Unique Finishes and Textures
According to Spate, the top two fastest-growing sunscreen trends on Google are all about texture: water-based sunscreen, which has a light gel texture and absorbs quickly, and sunscreen balm, which includes thick, rich formulas for the face as well as those specifically for lips.
“New and different textures and applications are popular as brands are looking to differentiate,” said Jennifer Hurtikant, chief science officer of Prime Matter Labs. “Jellies seem to be super hot. The texture is cooling because it contains so much water and flashes off, so it’s a total experience.” She points to the new Glossier Invisible Shield SPF 50 as an example.
Other texture innovations like the playful whipped cream aerosol of Vacation Classic Whip and the serum-like Ultra Violette Queen Screen have been catnip online — TikTok videos with sunscreen serum hashtags have grown 574.9 percent since last year. Last month, Vacation launched Orange Gelée, a revival of a discontinued, cult-loved Bain de Soleil tanning product, recreated with input from original Orange Gelée consumers. The launch had a 15,000 person waitlist and sold out in three days.
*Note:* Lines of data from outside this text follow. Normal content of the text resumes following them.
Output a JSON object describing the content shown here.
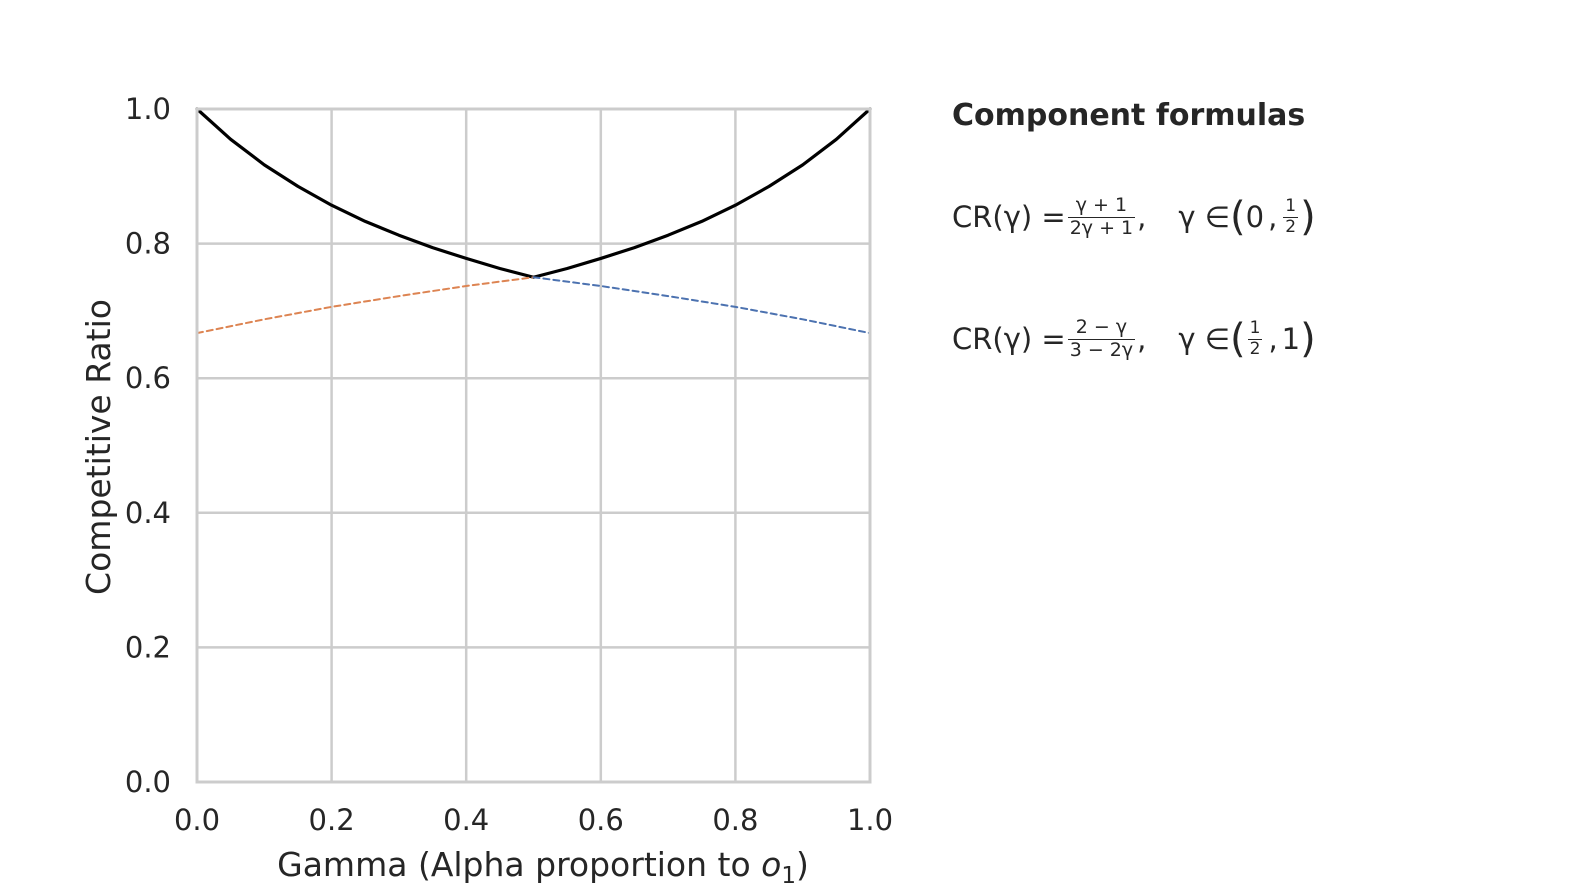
{
  "chart_data": {
    "type": "line",
    "title": "",
    "xlabel_prefix": "Gamma (Alpha proportion to ",
    "xlabel_var": "o",
    "xlabel_sub": "1",
    "xlabel_suffix": ")",
    "ylabel": "Competitive Ratio",
    "xlim": [
      0.0,
      1.0
    ],
    "ylim": [
      0.0,
      1.0
    ],
    "xticks": [
      "0.0",
      "0.2",
      "0.4",
      "0.6",
      "0.8",
      "1.0"
    ],
    "yticks": [
      "0.0",
      "0.2",
      "0.4",
      "0.6",
      "0.8",
      "1.0"
    ],
    "grid": true,
    "legend": "none",
    "series": [
      {
        "style": "solid",
        "color": "#000000",
        "x": [
          0.0,
          0.05,
          0.1,
          0.15,
          0.2,
          0.25,
          0.3,
          0.35,
          0.4,
          0.45,
          0.5,
          0.55,
          0.6,
          0.65,
          0.7,
          0.75,
          0.8,
          0.85,
          0.9,
          0.95,
          1.0
        ],
        "y": [
          1.0,
          0.955,
          0.917,
          0.885,
          0.857,
          0.833,
          0.8125,
          0.794,
          0.778,
          0.763,
          0.75,
          0.763,
          0.778,
          0.794,
          0.8125,
          0.833,
          0.857,
          0.885,
          0.917,
          0.955,
          1.0
        ]
      },
      {
        "style": "dashed",
        "color": "#dd8452",
        "x": [
          0.0,
          0.1,
          0.2,
          0.3,
          0.4,
          0.5
        ],
        "y": [
          0.667,
          0.6875,
          0.706,
          0.722,
          0.737,
          0.75
        ]
      },
      {
        "style": "dashed",
        "color": "#4c72b0",
        "x": [
          0.5,
          0.6,
          0.7,
          0.8,
          0.9,
          1.0
        ],
        "y": [
          0.75,
          0.737,
          0.722,
          0.706,
          0.6875,
          0.667
        ]
      }
    ]
  },
  "panel": {
    "title": "Component formulas",
    "formula1": {
      "lhs": "CR(γ) =",
      "num": "γ + 1",
      "den": "2γ + 1",
      "comma": ",",
      "var": "γ ∈",
      "open": "(",
      "a": "0",
      "sep": ",",
      "b_num": "1",
      "b_den": "2",
      "close": ")"
    },
    "formula2": {
      "lhs": "CR(γ) =",
      "num": "2 − γ",
      "den": "3 − 2γ",
      "comma": ",",
      "var": "γ ∈",
      "open": "(",
      "a_num": "1",
      "a_den": "2",
      "sep": ",",
      "b": "1",
      "close": ")"
    }
  }
}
Tinted formulas are also hot: When it launched in March of this year, Supergoop Protec(Tint) Daily Skin Tint SPF 50 was up more than 260 percent from its forecast and sold out in every Sephora across America. Its four-year-old tinted illuminating formula, Glowscreen, has a cameo in the recent Sabrina Carpenter music video for “Espresso.” Mineral sunscreens also continue to be of interest — Google searches are up 27.5 percent year-over-year — and labs are spiking formulas with non-filter ingredients called “boosters” to create versions that don’t leave a white cast.
“There are a lot of technologies that quench energy in a different way [other than FDA-approved filters],” says Hurtikant. “That can lead to lowering the mineral content, and because of the way we designed the formula, you’re still getting full coverage.”
Consumers also want products that tell them more about how their sunscreens work: Small UV cameras that connect to content creators’ cell phones help demonstrate that a product contains sun protection have been trending on TikTok. One-year-old US sunscreen brand Pavise — a biotech skincare brand that uses diamond-augmented zinc oxide — jumped on the trend by launching their own $176 UV camera along with its SPF debut. Top-performing videos and comments about sunscreen even police application doses.
And more innovation is likely on the horizon: A new filter, bemotrizinol, may be approved by the FDA as soon as 2025, which would be the first in the US in more than 20 years.